Ossip. Hör mal, Kleiner; ich seh, du bist ’n flinker Junge — schaff doch unser einem ’n Happen zu essen!
Míschka. Nee, Kamerad, für euch is noch nichts fertig; unsre Hauskost werd’t Ihr ja nich anrühren, aber wenn sich dein Herr erst zu Tisch setzt, kriegst du auch dein Teil ab.
Ossip. Na und Hauskost, was gibt’s denn da bei euch so?
Míschka. Kohlsuppe, Grütze und Fleischkuchen.
Ossip. Kohlsuppe, Grütze und Fleischkuchen — her damit! Egal, eß ich alles. Na, denn rin mit dem Koffer. Is da noch’n Ausgang?

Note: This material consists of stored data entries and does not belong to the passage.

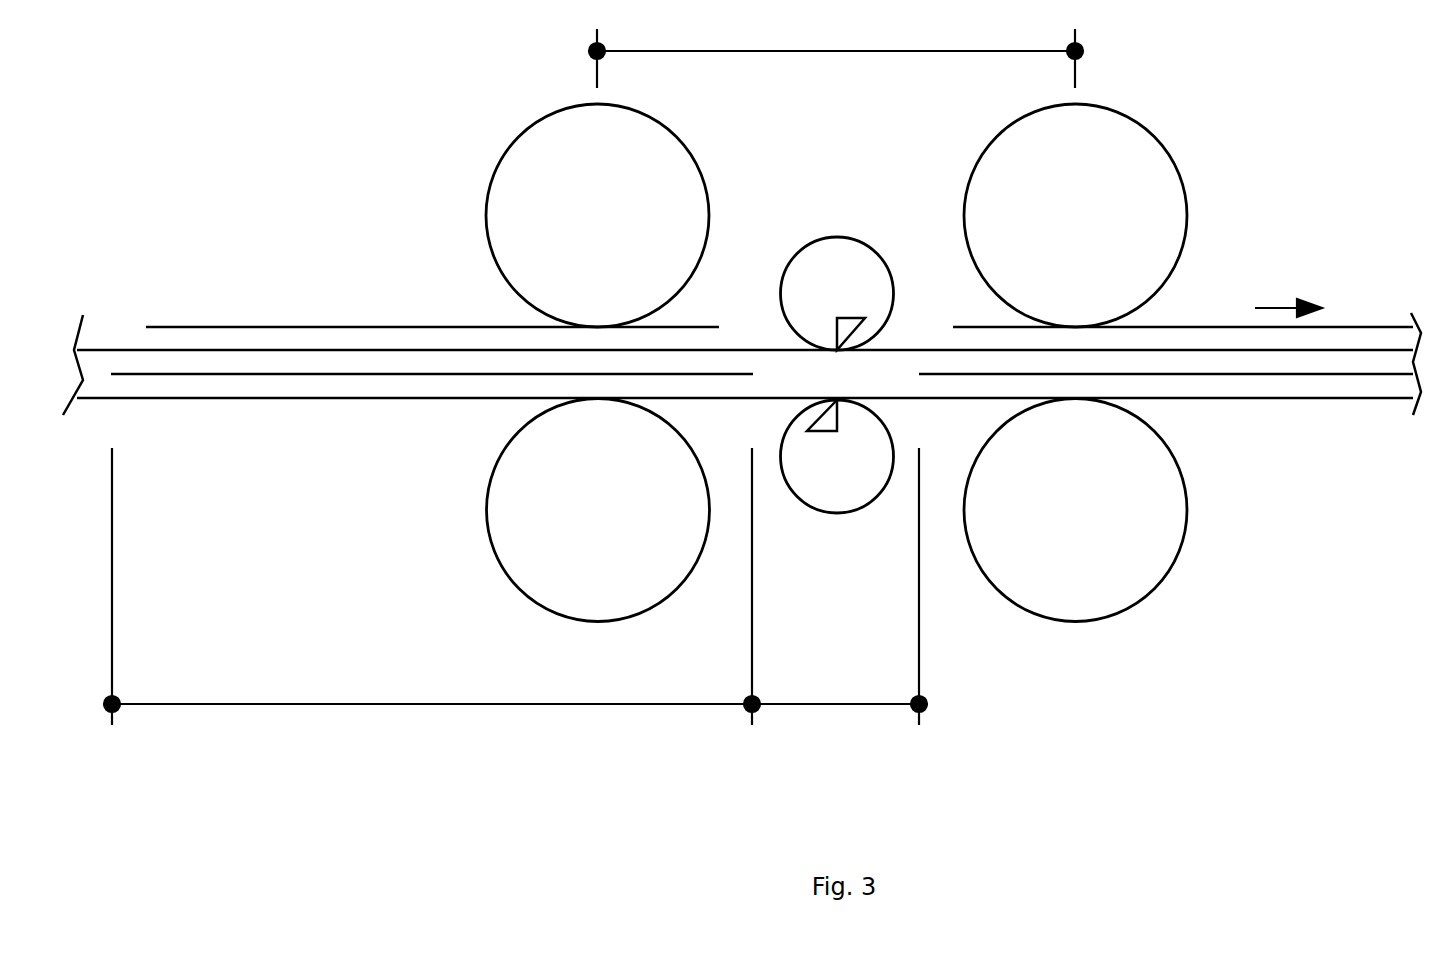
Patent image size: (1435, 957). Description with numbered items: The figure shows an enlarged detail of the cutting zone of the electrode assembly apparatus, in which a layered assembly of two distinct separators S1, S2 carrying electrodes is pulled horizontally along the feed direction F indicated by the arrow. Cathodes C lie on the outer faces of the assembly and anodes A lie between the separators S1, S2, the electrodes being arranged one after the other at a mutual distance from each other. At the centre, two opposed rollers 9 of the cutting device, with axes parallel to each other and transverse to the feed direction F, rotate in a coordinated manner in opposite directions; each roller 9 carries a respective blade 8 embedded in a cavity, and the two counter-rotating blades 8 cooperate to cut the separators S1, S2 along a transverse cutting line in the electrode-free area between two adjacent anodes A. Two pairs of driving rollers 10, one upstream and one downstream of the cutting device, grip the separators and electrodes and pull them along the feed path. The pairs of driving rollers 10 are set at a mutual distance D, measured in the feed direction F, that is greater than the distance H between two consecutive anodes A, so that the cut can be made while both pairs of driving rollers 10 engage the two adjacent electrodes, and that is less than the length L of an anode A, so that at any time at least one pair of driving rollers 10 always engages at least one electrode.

The blade 8 is at (835, 328).
The roller 9 is at (868, 256).
The driving rollers 10 is at (505, 182).
The separator S1 is at (1240, 398).
The separator S2 is at (205, 350).
The cathode C is at (352, 327).
The anode A is at (267, 374).
The feed direction F is at (1271, 308).
The mutual distance D is at (836, 54).
The length L is at (432, 586).
The mutual distance H is at (839, 586).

Míschka. Freilich. (Beide tragen den Koffer ins Nebenzimmer.)
5. Szene
Polizeidiener öffnen beide Türflügel. Herein tritt Chlestakóff, gefolgt vom Polizeimeister; weiter zurück Hospitalverwalter, Schulinspektor, Dóbtschinski und Bóbtschinski, mit einem Pflaster auf der Nase. Polizeimeister weist die Polizeidiener auf ein am Boden liegendes Stück Papier; sie rennen hin, um es aufzuheben und stoßen dabei vor Eifer mit den Köpfen zusammen.
Chlestakóff. Vortreffliche Anstalten! Es gefällt mir besonders gut, daß man in Ihrer Stadt die Durchreisenden in alle Sehenswürdigkeiten einführt. In andern Städten hat man mir gar nichts gezeigt.